À Lyon, l'incroyable collection de tatouages de bagnards du 19ème siècle du Professeur Lacassagne refait surface
Les historiens les pensaient disparus à jamais, les voici émergés du passé. À Lyon, sept carnets de tatouages d’Alexandre Lacassagne, médecin légiste et père de l'anthropologie criminelle, ont refait surface Ils étaient précieusement préservés dans les locaux de la Faculté de médecine de la ville.
Cœurs percés, zouaves, ancres marines, danseuses... le professeur Lacassagne, lisait sur la peau des bagnards comme dans un livre ouvert. Des tatouages, des "biographies encrées" qu'il a précieusement reproduites dans des carnets. Ces pages manuscrites renferment des détails surprenant et méticuleux sur des proscrits, expédiés au bagne à la fin du 19ᵉ siècle. À cette époque, la France est en pleine campagne de colonisation. Alexandre Lacassagne est alors envoyé en Algérie comme médecin militaire. C'est là qu'il commence cette surprenante collecte de tatouages : "Il les décalquait d'abord sur la peau des militaires, au Bat. d'AF. où certains étaient aussi des délinquants. Puis, il a commencé à les reproduire : il les mettait sur du papier à dessin rigide. Avec minutie, il inscrivait l'identité du tatoué, sa date de naissance, l'endroit où il était né, dans quelles conditions était fait le tatouage, ce que ça représentait" explique Liliane Daligand, Professeure de médecine légale.

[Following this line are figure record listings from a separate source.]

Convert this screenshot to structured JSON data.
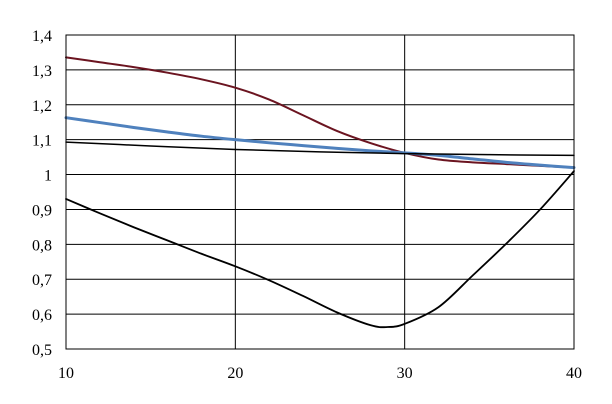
{
  "chart_data": {
    "type": "line",
    "xlim": [
      10,
      40
    ],
    "ylim": [
      0.5,
      1.4
    ],
    "x_ticks": [
      10,
      20,
      30,
      40
    ],
    "x_tick_labels": [
      "10",
      "20",
      "30",
      "40"
    ],
    "y_ticks": [
      0.5,
      0.6,
      0.7,
      0.8,
      0.9,
      1.0,
      1.1,
      1.2,
      1.3,
      1.4
    ],
    "y_tick_labels": [
      "0,5",
      "0,6",
      "0,7",
      "0,8",
      "0,9",
      "1",
      "1,1",
      "1,2",
      "1,3",
      "1,4"
    ],
    "grid": true,
    "legend": "none",
    "series": [
      {
        "color": "#6b1420",
        "points": [
          [
            10,
            1.336
          ],
          [
            12,
            1.322
          ],
          [
            14,
            1.308
          ],
          [
            16,
            1.292
          ],
          [
            18,
            1.273
          ],
          [
            20,
            1.249
          ],
          [
            22,
            1.215
          ],
          [
            24,
            1.17
          ],
          [
            26,
            1.125
          ],
          [
            28,
            1.09
          ],
          [
            30,
            1.062
          ],
          [
            32,
            1.043
          ],
          [
            34,
            1.035
          ],
          [
            36,
            1.03
          ],
          [
            38,
            1.025
          ],
          [
            40,
            1.02
          ]
        ]
      },
      {
        "color": "#4f81bd",
        "points": [
          [
            10,
            1.163
          ],
          [
            12,
            1.149
          ],
          [
            14,
            1.135
          ],
          [
            16,
            1.122
          ],
          [
            18,
            1.11
          ],
          [
            20,
            1.1
          ],
          [
            22,
            1.091
          ],
          [
            24,
            1.083
          ],
          [
            26,
            1.075
          ],
          [
            28,
            1.068
          ],
          [
            30,
            1.062
          ],
          [
            32,
            1.055
          ],
          [
            34,
            1.045
          ],
          [
            36,
            1.035
          ],
          [
            38,
            1.027
          ],
          [
            40,
            1.02
          ]
        ]
      },
      {
        "color": "#000000",
        "points": [
          [
            10,
            1.093
          ],
          [
            15,
            1.082
          ],
          [
            20,
            1.072
          ],
          [
            25,
            1.065
          ],
          [
            30,
            1.06
          ],
          [
            35,
            1.057
          ],
          [
            40,
            1.055
          ]
        ]
      },
      {
        "color": "#000000",
        "points": [
          [
            10,
            0.93
          ],
          [
            12,
            0.889
          ],
          [
            14,
            0.849
          ],
          [
            16,
            0.811
          ],
          [
            18,
            0.773
          ],
          [
            20,
            0.737
          ],
          [
            22,
            0.697
          ],
          [
            24,
            0.652
          ],
          [
            26,
            0.605
          ],
          [
            28,
            0.568
          ],
          [
            29,
            0.563
          ],
          [
            30,
            0.572
          ],
          [
            32,
            0.62
          ],
          [
            34,
            0.71
          ],
          [
            36,
            0.802
          ],
          [
            38,
            0.9
          ],
          [
            40,
            1.01
          ]
        ]
      }
    ]
  }
}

Une technique rudimentaire
Métaphores, femmes, emblèmes militaires, des symboles qui sont autant des preuves de virilité. Tous les dessins sont classés par thèmes. La technique, elle, est rudimentaire, comme l'explique l'historienne Muriel Salle, maîtresse de conférences à l’Université Lyon 1 : "On incise la peau à la pointe du couteau ou avec une aiguille de cactus. Ensuite, on applique les pigments qui peuvent être de l'encre de Chine, du noir de charbon ou du rouge vermillon obtenu en broyant des insectes. Puis il faut désinfecter le tout avec les moyens du bord : généralement, on urinait sur les plaies".
Raconter des réprouvés, comprendre la marginalité, ou son langage, Alexandre Lacassagne y a voué son œuvre : "On sait peu de choses des classes populaires en général, et de la marge de ces classes populaires encore moins. Quand on sait quelque chose, ce sont des regards extérieurs qui sont portés sur ces populations-là. Ce ne sont pas ces populations qui s'expriment elles-mêmes", assure Muriel Salle. "Avec ces carnets, si on sait bien interpréter les symboles, ce sont les tatoués eux-mêmes qu'on peut entendre. C'est très précieux".
Aujourd'hui, quatre des sept volumes sont exposés à la bibliothèque universitaire Rockfeller. Un hommage au pionnier de l’anthropologie criminelle, mort il y a 100 ans.